Külliye içindeki yapılar ‘U’ şeklinde sıralanmıştır. 11 farklı isimli kapılardan külliyeye girişler bulunuyor.
Evvel ve Sani Medresesi ile Rabi ve Salis Medreseleri bulunmakta. Külliyenin kuzeydoğusunda Süleymaniye Hamamı, kuzeyinde ise Darüşşifa (hastane) ve Bimarhane (akıl hastanesi) bulunuyor.
Mihrabın önündeki bulunan türbe bu külliyenin yapılmasını isteyen Kanuni Sultan Süleyman'a, yanında bulunan türbe de nikahlı hanımı Hürrem Sultan'a aittir. Mimar Sinan’ın mezarı ise, cami bahçesinin dışında İstanbul Müftülüğünün yanında mütevazi bir türbede bulunuyor. Ayrıca türbenin üzerinde Osmanlıca yazılmış bir kitabe bulunuyor.
28 revakın çevrelediği cami avlusunun ortasında dikdörtgen şeklinde bir şadırvan bulunmaktadır. Kanuni Sultan Süleyman'ın türbesinin kubbesi yıldızlı bir gökyüzü gibi görünmesi için kubbe içine metalik plakalar arasına yerleştirilen pırlantalarla (elmaslarla) süslenmiş.
Süleymaniye Külliyesinde bulunan Süleymaniye Medreseleri, Kanuni Sultan Süleyman, sadrazamı Sokullu ve baş mimarı Mimar Sinan'ın bir araya gelerek düşündükleri bir proje.
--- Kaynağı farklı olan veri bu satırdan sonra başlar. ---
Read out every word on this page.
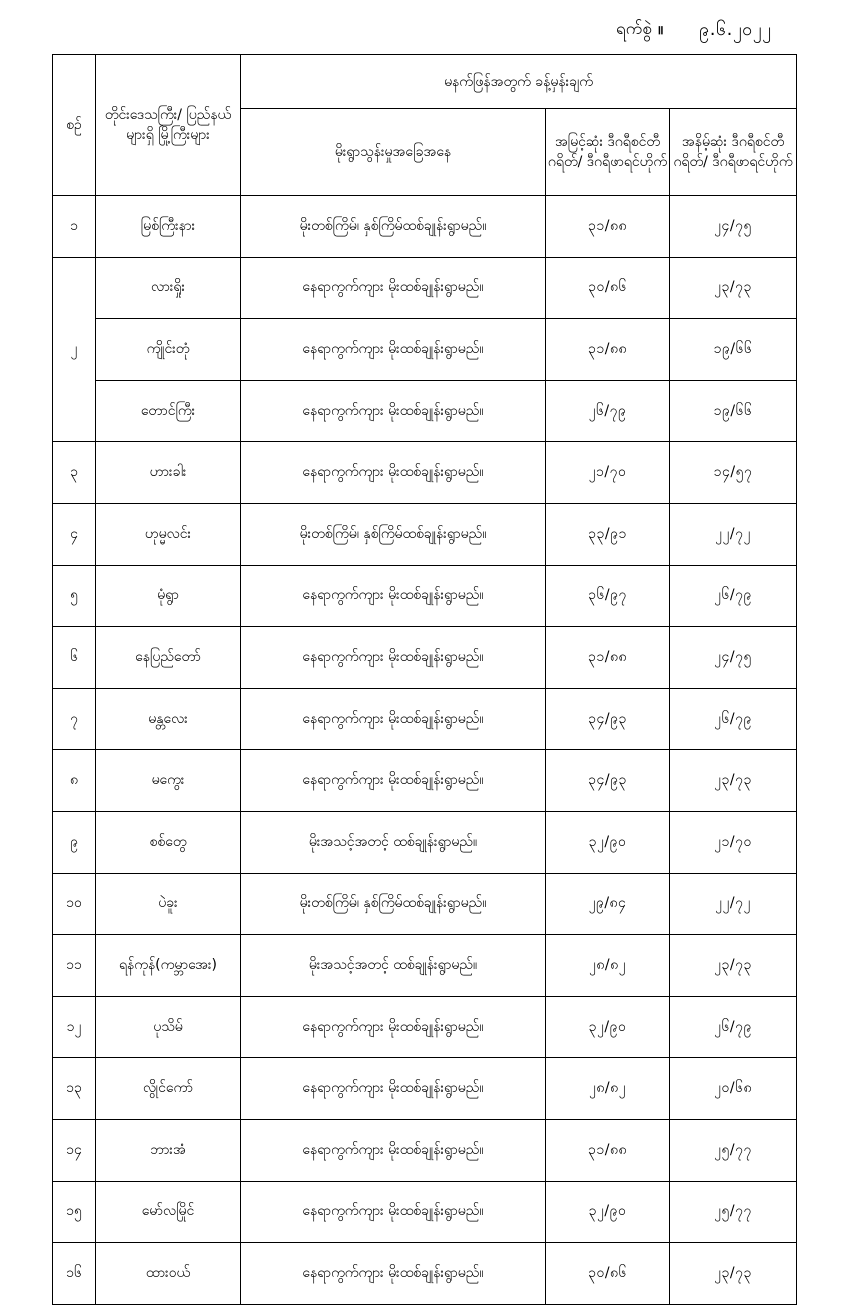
ရက်စွဲ ။ ၉.၆.၂၀၂၂
စဉ်	တိုင်းဒေသကြီး/ ပြည်နယ်များရှိ မြို့ကြီးများ	မနက်ဖြန်အတွက် ခန့်မှန်းချက်		
		မိုးရွာသွန်းမှုအခြေအနေ	အမြင့်ဆုံး ဒီဂရီစင်တီဂရိတ်/ ဒီဂရီဖာရင်ဟိုက်	အနိမ့်ဆုံး ဒီဂရီစင်တီဂရိတ်/ ဒီဂရီဖာရင်ဟိုက်
၁	မြစ်ကြီးနား	မိုးတစ်ကြိမ်၊ နှစ်ကြိမ်ထစ်ချုန်းရွာမည်။	၃၁/၈၈	၂၄/၇၅
၂	လားရှိုး	နေရာကွက်ကျား မိုးထစ်ချုန်းရွာမည်။	၃၀/၈၆	၂၃/၇၃
	ကျိုင်းတုံ	နေရာကွက်ကျား မိုးထစ်ချုန်းရွာမည်။	၃၁/၈၈	၁၉/၆၆
	တောင်ကြီး	နေရာကွက်ကျား မိုးထစ်ချုန်းရွာမည်။	၂၆/၇၉	၁၉/၆၆
၃	ဟားခါး	နေရာကွက်ကျား မိုးထစ်ချုန်းရွာမည်။	၂၁/၇၀	၁၄/၅၇
၄	ဟုမ္မလင်း	မိုးတစ်ကြိမ်၊ နှစ်ကြိမ်ထစ်ချုန်းရွာမည်။	၃၃/၉၁	၂၂/၇၂
၅	မုံရွာ	နေရာကွက်ကျား မိုးထစ်ချုန်းရွာမည်။	၃၆/၉၇	၂၆/၇၉
၆	နေပြည်တော်	နေရာကွက်ကျား မိုးထစ်ချုန်းရွာမည်။	၃၁/၈၈	၂၄/၇၅
၇	မန္တလေး	နေရာကွက်ကျား မိုးထစ်ချုန်းရွာမည်။	၃၄/၉၃	၂၆/၇၉
၈	မကွေး	နေရာကွက်ကျား မိုးထစ်ချုန်းရွာမည်။	၃၄/၉၃	၂၃/၇၃
၉	စစ်တွေ	မိုးအသင့်အတင့် ထစ်ချုန်းရွာမည်။	၃၂/၉၀	၂၁/၇၀
၁၀	ပဲခူး	မိုးတစ်ကြိမ်၊ နှစ်ကြိမ်ထစ်ချုန်းရွာမည်။	၂၉/၈၄	၂၂/၇၂
၁၁	ရန်ကုန်(ကမ္ဘာအေး)	မိုးအသင့်အတင့် ထစ်ချုန်းရွာမည်။	၂၈/၈၂	၂၃/၇၃
၁၂	ပုသိမ်	နေရာကွက်ကျား မိုးထစ်ချုန်းရွာမည်။	၃၂/၉၀	၂၆/၇၉
၁၃	လွိုင်ကော်	နေရာကွက်ကျား မိုးထစ်ချုန်းရွာမည်။	၂၈/၈၂	၂၀/၆၈
၁၄	ဘားအံ	နေရာကွက်ကျား မိုးထစ်ချုန်းရွာမည်။	၃၁/၈၈	၂၅/၇၇
၁၅	မော်လမြိုင်	နေရာကွက်ကျား မိုးထစ်ချုန်းရွာမည်။	၃၂/၉၀	၂၅/၇၇
၁၆	ထားဝယ်	နေရာကွက်ကျား မိုးထစ်ချုန်းရွာမည်။	၃၀/၈၆	၂၃/၇၃
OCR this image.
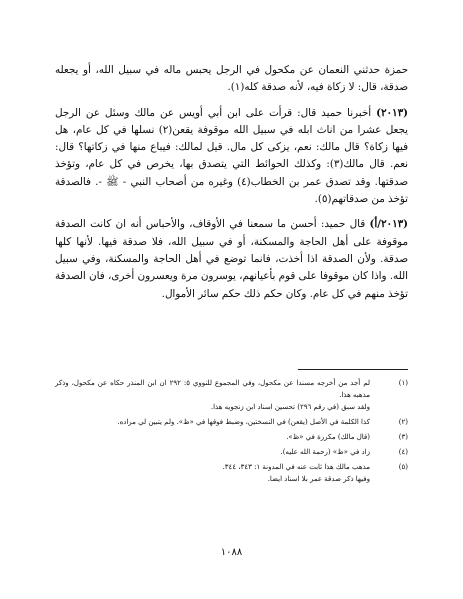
حمزة حدثني النعمان عن مكحول في الرجل يحبس ماله في سبيل الله، أو يجعله صدقة، قال: لا زكاة فيه، لأنه صدقة كله(١).

(٢٠١٣) أخبرنا حميد قال: قرأت على ابن أبي أويس عن مالك وسئل عن الرجل يجعل عشرا من اناث ابله في سبيل الله موقوفة يقعن(٢) نسلها في كل عام، هل فيها زكاة؟ قال مالك: نعم، يزكى كل مال. قيل لمالك: فيباع منها في زكاتها؟ قال: نعم. قال مالك(٣): وكذلك الحوائط التي يتصدق بها، يخرص في كل عام، وتؤخذ صدقتها. وقد تصدق عمر بن الخطاب(٤) وغيره من أصحاب النبي - ﷺ -. فالصدقة تؤخذ من صدقاتهم(٥).

(٢٠١٣/أ) قال حميد: أحسن ما سمعنا في الأوقاف، والأحباس أنه ان كانت الصدقة موقوفة على أهل الحاجة والمسكنة، أو في سبيل الله، فلا صدقة فيها. لأنها كلها صدقة. ولأن الصدقة اذا أخذت، فانما توضع في أهل الحاجة والمسكنة، وفي سبيل الله. واذا كان موقوفا على قوم بأعيانهم، يوسرون مرة ويعسرون أخرى، فان الصدقة تؤخذ منهم في كل عام. وكان حكم ذلك حكم سائر الأموال.

(١)
لم أجد من أخرجه مسندا عن مكحول، وفي المجموع للنووي ٥: ٢٩٢ ان ابن المنذر حكاه عن مكحول، وذكر مذهبه هذا.
ولقد سبق (في رقم ٢٩٦) تحسين اسناد ابن زنجويه هذا.
(٢)
كذا الكلمة في الأصل (يقعن) في النسختين، وضبط فوقها في «ظ». ولم يتبين لي مراده.
(٣)
(قال مالك) مكررة في «ظ».
(٤)
زاد في «ظ» (رحمة الله عليه).
(٥)
مذهب مالك هذا ثابت عنه في المدونة ١: ٣٤٣، ٣٤٤.
وفيها ذكر صدقة عمر بلا اسناد ايضا.
١٠٨٨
Süleymaniye Medresesinin yönetimi o zamanın vakıf yönetimi şartları çerçevesinde padişah, sadrazam ve mütevelli heyeti üçgeninde şekillenmesine karar verilmiş.
Süleymaniye Külliyesi'nin en önemli özelliklerinden biri Süleymaniye Medreseleri, Osmanlı medrese hiyerarşisinde en üst seviyeyi temsil ediyordu. İlk olarak 'Tıp Medresesi' diğer adıyla 'Daruttıb' medresesi Süleymaniye Medresesinde eğitim vermiştir. Dönemin hekimleri bu medreselerde yetiştirilmiş.
Süleymaniye Külliyesi içerisinde yer alan tıp medresesi ve Darüşşifa Antik Yunan, Bizans, Selçuklu, İran, Irak, Mısır ve Suriye gibi merkezlerden elde edilen ve köklü engin tıp bilgisinin dikkatle incelendiği, gerekirse düzeltildiği, faydalı olanın yeniden üretildiği, gerekirse geliştirildiği ya da uygun hale getirildiği, yaygınlaştırıldığı ve bu bilgilerle hekim ve bilim insanı yetiştirilen ilim merkezleriydi.